Por supuesto, en este mundo de paletas (y paletos) de colores, hay otras princesas secuestradas, otras ninfas capturadas mientras se distraían en su felicidad tercermundista. Son princesas de piel oscura, de carne seca, de ojos negros. Pero estas no son nuestras, no podemos apreciarlas por igual. Sus pedos son demasiado sonoros, demasiado obvios para las narices finas. Y algo claro: no necesitamos acogerlas para ejercer algún dominio sobre sus recursos-instalaciones energéticas. No hace falta.

Sospecho que a estas princesas nunca las hemos querido del todo. Aunque un toro blanco las haya raptado a una isla secreta, aunque se las haya llevado a los confines del mundo. No son una de las nuestras, porque su rapto no nos beneficia, no nos merece un despliegue de fuerzas, su secuestro no nos conmueve y si lo hace, será por un prudencial intervalo de tiempo, el que hay entre anuncio y anuncio. Lo justo para decir “pobres negros, pobres sirios, pobres menas, pobre princesa de tripas vacías”. Su drama no es nuestra drama porque su cuerpo no es nuestro cuerpo. Sus células ajenas no pueden protagonizar nada en el celuloide, pueden rellenar la pausa para ir al baño, porque hasta el banal filme de la princesa fenicia necesita un descanso de vez en cuando. Todo esto pensamos que tiene que ver con la inhumanidad, pero no, no pertenece a este género de cosas. Es más bien una mezcla de carne y cálculos lo que mueve la identificación con unos y la ajenidad con los otros y esto me huele a humanidad, es decir, algo que ocurre sea cual sea tu Pantone de piel.

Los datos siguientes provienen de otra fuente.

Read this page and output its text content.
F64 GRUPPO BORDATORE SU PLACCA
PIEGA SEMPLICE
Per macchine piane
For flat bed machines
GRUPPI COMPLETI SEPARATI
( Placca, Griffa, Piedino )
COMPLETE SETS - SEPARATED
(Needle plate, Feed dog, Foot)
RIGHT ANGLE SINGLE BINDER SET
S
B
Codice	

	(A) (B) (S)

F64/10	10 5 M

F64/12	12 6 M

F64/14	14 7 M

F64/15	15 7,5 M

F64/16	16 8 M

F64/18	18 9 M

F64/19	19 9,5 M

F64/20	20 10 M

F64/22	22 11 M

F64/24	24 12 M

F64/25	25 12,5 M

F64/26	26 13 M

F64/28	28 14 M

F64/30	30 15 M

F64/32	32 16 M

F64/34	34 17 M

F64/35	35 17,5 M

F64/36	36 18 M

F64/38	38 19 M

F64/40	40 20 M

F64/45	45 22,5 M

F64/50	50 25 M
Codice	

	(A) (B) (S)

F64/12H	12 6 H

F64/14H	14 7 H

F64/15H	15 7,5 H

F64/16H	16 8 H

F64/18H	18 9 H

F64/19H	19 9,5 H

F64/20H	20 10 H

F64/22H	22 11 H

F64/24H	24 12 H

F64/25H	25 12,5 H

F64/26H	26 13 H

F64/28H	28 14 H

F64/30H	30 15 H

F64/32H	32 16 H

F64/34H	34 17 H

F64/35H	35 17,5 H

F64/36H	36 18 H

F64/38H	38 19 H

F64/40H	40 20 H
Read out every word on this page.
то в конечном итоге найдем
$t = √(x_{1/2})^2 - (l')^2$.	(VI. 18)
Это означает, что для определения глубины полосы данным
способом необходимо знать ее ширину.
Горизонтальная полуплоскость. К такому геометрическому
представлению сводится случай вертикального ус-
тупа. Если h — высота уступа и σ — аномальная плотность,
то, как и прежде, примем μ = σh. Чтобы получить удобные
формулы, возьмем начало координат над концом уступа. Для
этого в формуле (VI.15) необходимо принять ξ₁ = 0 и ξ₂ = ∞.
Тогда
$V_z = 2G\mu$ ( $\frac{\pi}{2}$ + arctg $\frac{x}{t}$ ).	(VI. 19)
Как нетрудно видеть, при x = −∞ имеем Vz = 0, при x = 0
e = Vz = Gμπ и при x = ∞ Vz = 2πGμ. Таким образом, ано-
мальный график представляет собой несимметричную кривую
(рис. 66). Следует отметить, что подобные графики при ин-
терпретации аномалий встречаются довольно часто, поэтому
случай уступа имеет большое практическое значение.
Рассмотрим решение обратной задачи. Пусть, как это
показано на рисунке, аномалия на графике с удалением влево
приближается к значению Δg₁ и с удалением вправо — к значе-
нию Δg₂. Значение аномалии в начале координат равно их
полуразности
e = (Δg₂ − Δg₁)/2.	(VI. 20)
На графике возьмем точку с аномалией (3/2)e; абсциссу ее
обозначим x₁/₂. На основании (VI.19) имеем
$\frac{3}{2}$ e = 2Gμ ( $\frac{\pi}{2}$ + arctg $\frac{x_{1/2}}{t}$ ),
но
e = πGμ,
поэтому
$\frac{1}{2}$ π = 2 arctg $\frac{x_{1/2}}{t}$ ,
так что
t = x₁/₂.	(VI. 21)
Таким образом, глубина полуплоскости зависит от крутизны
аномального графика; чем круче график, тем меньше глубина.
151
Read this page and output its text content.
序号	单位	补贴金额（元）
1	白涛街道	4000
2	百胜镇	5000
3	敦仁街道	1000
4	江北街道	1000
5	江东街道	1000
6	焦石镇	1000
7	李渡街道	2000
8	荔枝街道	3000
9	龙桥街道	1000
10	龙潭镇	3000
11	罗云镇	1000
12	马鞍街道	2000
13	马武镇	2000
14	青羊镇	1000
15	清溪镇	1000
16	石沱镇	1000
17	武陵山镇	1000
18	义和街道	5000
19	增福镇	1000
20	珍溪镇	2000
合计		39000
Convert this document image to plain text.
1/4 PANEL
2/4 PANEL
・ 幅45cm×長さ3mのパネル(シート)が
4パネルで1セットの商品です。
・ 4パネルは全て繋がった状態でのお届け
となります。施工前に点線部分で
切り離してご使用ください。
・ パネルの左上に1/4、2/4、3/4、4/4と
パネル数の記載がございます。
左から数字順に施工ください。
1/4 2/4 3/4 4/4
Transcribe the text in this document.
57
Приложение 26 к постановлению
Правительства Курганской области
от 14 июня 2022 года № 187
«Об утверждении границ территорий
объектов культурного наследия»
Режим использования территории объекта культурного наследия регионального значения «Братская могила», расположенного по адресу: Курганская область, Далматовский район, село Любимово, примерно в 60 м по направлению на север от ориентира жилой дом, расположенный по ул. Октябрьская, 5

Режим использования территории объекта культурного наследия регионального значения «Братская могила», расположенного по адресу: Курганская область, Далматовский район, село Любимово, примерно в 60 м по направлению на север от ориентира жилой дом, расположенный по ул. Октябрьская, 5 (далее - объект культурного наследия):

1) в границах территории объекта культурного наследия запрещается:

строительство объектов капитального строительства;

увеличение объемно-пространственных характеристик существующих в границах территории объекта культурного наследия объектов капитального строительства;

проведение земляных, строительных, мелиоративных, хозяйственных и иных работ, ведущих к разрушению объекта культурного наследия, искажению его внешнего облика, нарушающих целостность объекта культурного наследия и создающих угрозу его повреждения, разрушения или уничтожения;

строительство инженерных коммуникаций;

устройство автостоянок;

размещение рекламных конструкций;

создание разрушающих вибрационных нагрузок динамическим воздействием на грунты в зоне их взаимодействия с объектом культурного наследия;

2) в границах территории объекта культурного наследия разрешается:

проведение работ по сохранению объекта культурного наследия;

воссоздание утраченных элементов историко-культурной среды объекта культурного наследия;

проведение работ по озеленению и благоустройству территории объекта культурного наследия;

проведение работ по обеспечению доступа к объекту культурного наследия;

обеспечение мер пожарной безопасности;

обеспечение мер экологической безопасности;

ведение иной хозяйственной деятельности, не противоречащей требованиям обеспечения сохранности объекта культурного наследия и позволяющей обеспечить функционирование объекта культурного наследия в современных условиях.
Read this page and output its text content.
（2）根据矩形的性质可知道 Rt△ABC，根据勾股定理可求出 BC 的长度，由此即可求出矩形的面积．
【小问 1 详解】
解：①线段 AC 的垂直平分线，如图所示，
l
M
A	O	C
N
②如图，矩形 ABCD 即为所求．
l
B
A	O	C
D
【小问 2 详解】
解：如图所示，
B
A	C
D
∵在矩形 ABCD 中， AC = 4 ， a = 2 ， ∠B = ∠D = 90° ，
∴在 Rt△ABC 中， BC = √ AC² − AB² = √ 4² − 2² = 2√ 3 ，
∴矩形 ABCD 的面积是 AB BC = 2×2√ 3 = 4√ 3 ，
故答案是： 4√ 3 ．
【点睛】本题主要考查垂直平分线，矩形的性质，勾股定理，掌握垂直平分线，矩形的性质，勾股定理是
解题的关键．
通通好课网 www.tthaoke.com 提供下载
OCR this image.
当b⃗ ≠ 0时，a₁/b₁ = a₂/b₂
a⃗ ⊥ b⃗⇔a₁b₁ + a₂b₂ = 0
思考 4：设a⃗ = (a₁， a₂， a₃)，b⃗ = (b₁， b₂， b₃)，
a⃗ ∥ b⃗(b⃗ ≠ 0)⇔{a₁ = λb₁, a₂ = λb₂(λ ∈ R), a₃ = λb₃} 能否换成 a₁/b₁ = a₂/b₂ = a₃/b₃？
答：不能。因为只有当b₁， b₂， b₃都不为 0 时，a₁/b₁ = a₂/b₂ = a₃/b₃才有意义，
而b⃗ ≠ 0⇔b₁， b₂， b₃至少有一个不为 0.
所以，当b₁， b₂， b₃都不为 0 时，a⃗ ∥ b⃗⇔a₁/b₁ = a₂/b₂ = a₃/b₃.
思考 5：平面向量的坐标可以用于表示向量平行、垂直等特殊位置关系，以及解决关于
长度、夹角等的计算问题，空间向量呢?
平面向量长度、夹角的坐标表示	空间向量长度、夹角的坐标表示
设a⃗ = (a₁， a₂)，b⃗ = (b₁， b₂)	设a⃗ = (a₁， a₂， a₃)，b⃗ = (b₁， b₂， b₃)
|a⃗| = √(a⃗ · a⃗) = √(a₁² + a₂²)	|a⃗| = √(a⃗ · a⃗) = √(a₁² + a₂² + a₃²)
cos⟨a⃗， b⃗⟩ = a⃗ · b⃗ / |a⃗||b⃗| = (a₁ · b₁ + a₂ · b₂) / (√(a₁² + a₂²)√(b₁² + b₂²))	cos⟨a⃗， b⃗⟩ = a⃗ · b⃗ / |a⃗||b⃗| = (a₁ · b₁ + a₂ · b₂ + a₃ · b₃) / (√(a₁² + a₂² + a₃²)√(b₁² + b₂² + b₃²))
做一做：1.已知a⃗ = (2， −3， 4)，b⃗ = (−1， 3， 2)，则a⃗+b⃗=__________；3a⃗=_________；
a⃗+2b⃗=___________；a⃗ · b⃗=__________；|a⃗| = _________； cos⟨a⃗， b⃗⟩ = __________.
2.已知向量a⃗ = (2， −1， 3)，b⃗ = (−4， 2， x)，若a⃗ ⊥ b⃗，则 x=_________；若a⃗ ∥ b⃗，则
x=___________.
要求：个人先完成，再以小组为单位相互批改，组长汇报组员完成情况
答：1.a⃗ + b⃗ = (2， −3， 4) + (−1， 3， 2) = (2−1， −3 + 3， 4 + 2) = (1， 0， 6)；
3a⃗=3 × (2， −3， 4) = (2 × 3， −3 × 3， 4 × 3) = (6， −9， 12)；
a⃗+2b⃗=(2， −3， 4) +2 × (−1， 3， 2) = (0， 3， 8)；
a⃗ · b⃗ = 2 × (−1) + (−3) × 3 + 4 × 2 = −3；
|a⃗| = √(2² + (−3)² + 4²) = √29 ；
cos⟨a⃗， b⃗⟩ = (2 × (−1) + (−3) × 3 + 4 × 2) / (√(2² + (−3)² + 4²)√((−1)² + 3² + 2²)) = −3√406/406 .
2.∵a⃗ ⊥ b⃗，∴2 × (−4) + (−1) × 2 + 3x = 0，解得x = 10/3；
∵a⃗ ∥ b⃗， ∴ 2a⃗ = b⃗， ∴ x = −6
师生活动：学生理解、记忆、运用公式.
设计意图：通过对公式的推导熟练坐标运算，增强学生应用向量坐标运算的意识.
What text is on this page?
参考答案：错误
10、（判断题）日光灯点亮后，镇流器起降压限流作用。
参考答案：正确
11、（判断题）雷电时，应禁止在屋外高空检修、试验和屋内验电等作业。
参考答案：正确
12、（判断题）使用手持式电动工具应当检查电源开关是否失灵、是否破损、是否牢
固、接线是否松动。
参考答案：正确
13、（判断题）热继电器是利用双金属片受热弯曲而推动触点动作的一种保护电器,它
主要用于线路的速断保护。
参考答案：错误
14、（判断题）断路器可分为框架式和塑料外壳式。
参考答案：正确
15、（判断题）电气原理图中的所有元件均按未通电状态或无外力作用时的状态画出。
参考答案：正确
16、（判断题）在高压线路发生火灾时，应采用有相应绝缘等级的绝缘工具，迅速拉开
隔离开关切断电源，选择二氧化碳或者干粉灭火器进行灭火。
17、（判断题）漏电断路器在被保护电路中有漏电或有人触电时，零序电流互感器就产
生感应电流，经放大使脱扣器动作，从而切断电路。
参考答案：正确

Si bien toda violencia es atroz, somos capaces de diferenciar entre un cuerpo que sufre de forma legítima y un cuerpo del otro, al que el dolor y la muerte violenta le son connaturales. Hemos construido un relato del que tiene derecho a huir y del que tiene la obligación de soportar la brutalidad. Y en ello hay algo tan visceral que asusta de lo sencillo que es: hay cuerpos que aprehendemos como nuestros y por ello admitimos su queja y su sollozo, hay cuerpos que, por ser ajenos, no pueden pertenecernos y esto significa, que sus lágrimas restan detrás de una frontera. La única marca visible de esta diferencia es el color de la piel, pero el color oculta esta necesidad de esconder lo que cuesta admitir, a saber, que la identificación (o no) con el otro es sobre todo una cuestión racial. Esta aproximación o lejanía con la carne se entreteje con un claro interés calculado de que este conflicto que asola el este del continente sea sobre todo un asunto nuestro (léase aquí de la UE, de la OTAN), y como todos sabemos, Europa es una princesa fenicia de piel blanca y turgente.